Assessment of the impact of the fumigant dimethyl disulfide on the dynamics of major fungal plant pathogens in greenhouse soils

Abstract

Soil fumigants constitute a major tool for the control of soil borne fungal plant pathogens in protected crops. Dimethyl disulfide (DMDS) is a novel soil fumigant used either alone or in combination with other fumigants for the control of soil borne pests and diseases. In a commercial greenhouse for tomato production, we evaluated the impact of DMDS, comparatively to the alternative fumigant metam sodium, on the population of the dominant fungal plant pathogens in the study soil via q-PCR. Prior to soil fumigation, estimation of the fungal diversity in the studied soil via clone libraries identified Fusarium oxysporum and Rhizoctonia solani as the most abundant soil borne plant pathogens, while Cladosporium spp., known as opportunistic airborne tomato pathogens, were the most dominant fungi and based on this their dynamics upon fumigation was also studied. DMDS, at two dose rates, induced a drastic reduction in the population of F. oxysporum and R. solani, which lasted for the whole cultivation season. On the contrary, metam sodium exhibited an inhibitory effect on F. oxysporum that was alleviated at 120 d post fumigation.
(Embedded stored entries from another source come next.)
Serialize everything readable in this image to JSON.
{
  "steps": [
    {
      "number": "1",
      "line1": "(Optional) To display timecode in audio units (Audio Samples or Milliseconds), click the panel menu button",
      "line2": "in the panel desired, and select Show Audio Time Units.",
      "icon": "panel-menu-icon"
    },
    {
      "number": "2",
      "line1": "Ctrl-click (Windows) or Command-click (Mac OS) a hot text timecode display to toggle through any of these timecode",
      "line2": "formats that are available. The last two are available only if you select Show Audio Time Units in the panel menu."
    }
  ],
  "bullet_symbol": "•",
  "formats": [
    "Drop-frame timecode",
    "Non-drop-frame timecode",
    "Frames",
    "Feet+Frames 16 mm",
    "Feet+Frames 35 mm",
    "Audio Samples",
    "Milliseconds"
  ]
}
Both DMDS and metam sodium induced only a temporal reduction in the soil population of Cladosporium sp. which recovered by 60 days post fumigation. Our data suggest that DMDS even at the low dose rate (56.4 g m−2) could drastically reduce the population of the major soil borne tomato pathogens F. oxysporum and R. solani. Establishment of population thresholds as determined by q-PCR could represent a valuable tool for the estimation of the risk for disease severity and crop yield losses. © 2016, Koninklijke Nederlandse Planteziektenkundige Vereniging.